Mexico City, though a nightmare of urban sprawl, is totally fascinating, and in every way – artistic, political, cultural – the capital of the nation. Around the city lie the chief relics of the pre-Hispanic cultures of central Mexico: the massive pyramids of Teotihuacán and the main Toltec site at Tula. Guadalajara, to the west, is a city on a more human scale, capital of the state of Jalisco and in easy reach of Michoacán: between them, these states share some of the most gently scenic country in Mexico, where the thickly forested hills are studded with lakes and ancient villages.
South of the capital, the states of Oaxaca and Chiapas, home to some of the largest populations of pure indigenous groups, are mountainous and beautiful, too, but in a far wilder way. The city of Oaxaca is especially enticing, with an extraordinary mix of colonial and indigenous life, superb markets and fascinating archeological sites. Likewise, the strength of indigenous traditions in and around the market town of San Cristóbal de las Casas in Chiapas continue to make it a big travellers’ centre. It’s typically the stop before the picturesque Maya ruins of Palenque. East into the Yucatán there is also traditional indigenous life, side-by-side with a tourist industry based around truly magnificent Maya cities – Chichén Itzá and Uxmal above all – and the burgeoning Caribbean resorts that stretch down the coast from Cancún.
On the Pacific coast, where the surf is wilder and the scenery more rugged than in the Caribbean, Acapulco is the best known of the beach destinations. Along the ocean to the north, hundreds of kilometres of relatively empty sand are broken up only by resort cities like Mazatlán and Puerto Vallarta. Few tourists venture over to the Gulf coast, despite the attractions of Veracruz and its mysterious ruins.

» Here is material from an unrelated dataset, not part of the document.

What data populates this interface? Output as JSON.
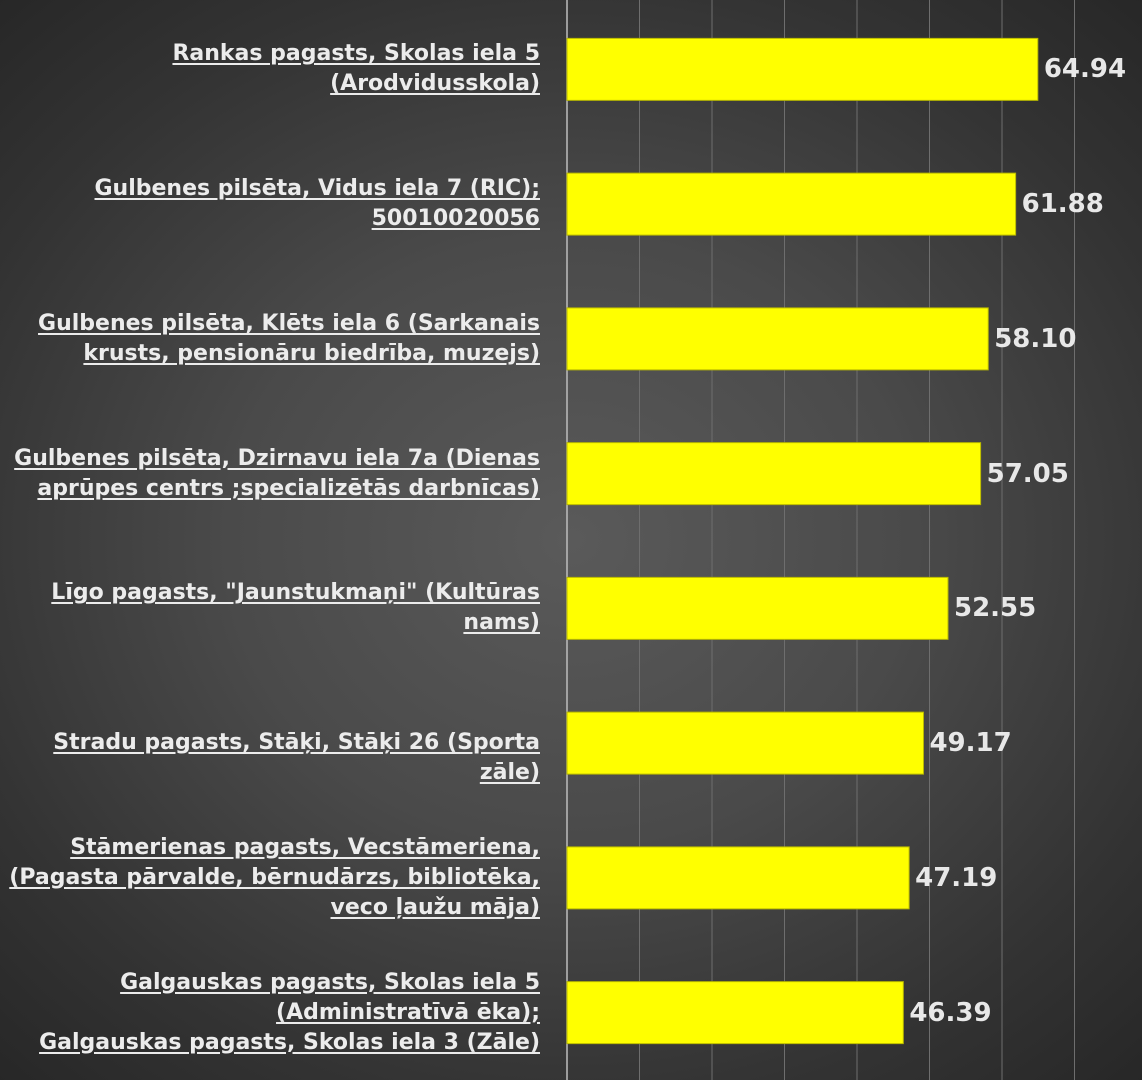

A pity, as for music and general bonhomie, the city’s central plaza is one of the country’s finest destinations.
Coming through the Bajío, the heart of the country, you’ll pass the beautiful silver-mining towns of Zacatecas and Guanajuato, the historic centres of San Miguel de Allende and Querétaro, and many smaller places with a legacy of superb colonial architecture. Between here and the US border lie vast deserts and mountain ranges, home to the Copper Canyon, with its spectacular rail journey, the mysterious ruins at Paquimé and the dynamic industrial city of Monterrey. Baja California in the far northwest of Mexico is a major destination in its own right, with world-class whale-watching, untrammelled beaches and crumbling Spanish ruins.